How many times have you heard an enthusiastic claims manager agonize over the decision of replacing an existing system only to find the new one was worse than the old? No one wants to own up to the responsibility of a bad decision. Many times this leads to procrastination or no decision. Stick with what you have…….or??
What is the solution? Throw price aside as it is the last decision, but instead put all emphasis on analysis, as system selection is critical. First determine what you need, what you want, and your intended objective, otherwise, you get exactly what you wish for, a system that probably does not accomplish your goal.
Planning a new system needs several considerations. In the old days, systems were generated using the same business practices of the manual systems. Nothing has changed, new systems are being developed with the same criteria in mind. I don’t want to be too far away from the mainstream, yet I want to give myself the latest technology is the standard mantra. One of the major parameters is to emerge with new capabilities. Be sure that there are no limitations on growth. When purchasing claims management software, price may not be the only question. Expensive doesn’t mean good! Instead of considering an expensive price tag, find the one that is easy to use yet still does the job.

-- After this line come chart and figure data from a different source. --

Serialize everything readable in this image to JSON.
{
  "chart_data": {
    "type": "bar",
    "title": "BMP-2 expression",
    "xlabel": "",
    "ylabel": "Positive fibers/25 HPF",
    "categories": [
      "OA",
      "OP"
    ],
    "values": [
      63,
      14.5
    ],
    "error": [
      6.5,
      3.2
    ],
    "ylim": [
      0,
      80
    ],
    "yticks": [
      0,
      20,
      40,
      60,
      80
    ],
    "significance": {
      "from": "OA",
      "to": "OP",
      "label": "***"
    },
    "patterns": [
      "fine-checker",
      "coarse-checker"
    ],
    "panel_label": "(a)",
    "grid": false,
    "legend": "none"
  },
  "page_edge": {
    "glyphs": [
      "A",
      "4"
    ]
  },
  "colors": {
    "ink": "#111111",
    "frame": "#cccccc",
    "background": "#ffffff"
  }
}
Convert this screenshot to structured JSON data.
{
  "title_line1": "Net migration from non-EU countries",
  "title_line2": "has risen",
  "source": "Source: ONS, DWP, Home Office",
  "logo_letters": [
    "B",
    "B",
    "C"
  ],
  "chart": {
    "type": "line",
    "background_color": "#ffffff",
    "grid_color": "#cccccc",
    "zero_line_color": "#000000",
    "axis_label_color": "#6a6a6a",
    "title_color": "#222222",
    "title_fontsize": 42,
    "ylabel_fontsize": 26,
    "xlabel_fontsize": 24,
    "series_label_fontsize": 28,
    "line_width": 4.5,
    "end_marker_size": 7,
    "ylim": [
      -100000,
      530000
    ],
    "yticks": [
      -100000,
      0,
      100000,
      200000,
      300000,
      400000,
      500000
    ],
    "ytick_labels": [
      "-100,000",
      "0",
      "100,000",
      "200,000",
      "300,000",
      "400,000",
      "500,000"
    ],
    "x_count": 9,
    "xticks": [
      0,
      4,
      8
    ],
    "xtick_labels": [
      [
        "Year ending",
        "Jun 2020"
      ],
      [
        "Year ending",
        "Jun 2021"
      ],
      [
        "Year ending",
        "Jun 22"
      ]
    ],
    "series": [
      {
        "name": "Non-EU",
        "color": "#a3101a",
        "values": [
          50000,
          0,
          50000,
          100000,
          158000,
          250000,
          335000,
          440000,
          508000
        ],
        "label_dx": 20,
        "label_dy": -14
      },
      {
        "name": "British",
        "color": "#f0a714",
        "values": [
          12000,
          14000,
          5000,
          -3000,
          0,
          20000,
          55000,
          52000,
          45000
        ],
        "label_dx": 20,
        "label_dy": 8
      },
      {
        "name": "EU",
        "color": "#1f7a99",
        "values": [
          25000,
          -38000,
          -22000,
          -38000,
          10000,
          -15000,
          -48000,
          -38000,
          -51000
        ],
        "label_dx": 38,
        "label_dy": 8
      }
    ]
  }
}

Defining exactly what your needs are, how the system will be used, what major accomplishments are intended, what kind of reporting, who will we be interfacing with or transferring data all are major when considering a purchase. Depending on the size of the organization, a RMIS system can be thousands, or hundreds of thousands of dollars, with the size of the organization being the determining factor. This may be one of the most expensive budget items for the entire department. The benefits of the expenditure must be substantial to offset the costs. This decision will be the turning point in the consideration of replacing an existing system that may work OK. It must have value! The corporate decision to replace a system, deploy it, fine tune it normally takes 1 to 2 years and it’s no wonder considering the factors that make up the decision.
It may be in your best interest to look at all the systems out there currently and then create your requirement document. Instead of trying to define what you think you need, take a look at what’s out there and try to assemble from all of those brilliant ideas a comprehensive systemthat makes sense to you. There’s no substitute for knowledge and the more aware you are of what’s taking place in the marketplace the better your analytical decision will be.
So many times people take the position of being too consumed with their day to day tasks to intelligently analyze, so the easy road becomes the simplest method, go with the vendors recommendation. Unfortunately, the result is never the desired intent. If the client does not have an exact idea of what they would like to accomplish, the vendor has considerable latitude, many times not in the client’s best interest.
Once you have thoroughly evaluated all the systems out there and your exact needs, it is now time to consider the price. What provides you with what you need in terms of software, support services, customization, and other peripheral items related to the deployment of the product at a reasonable price? Too cheap is probably just that and too expensive may not get you the quality you were expecting. If you do a good job researching you will ultimately end up with a good product, longevity and less of a reason to go shopping because your existing system does not do what you need in the foreseeable future.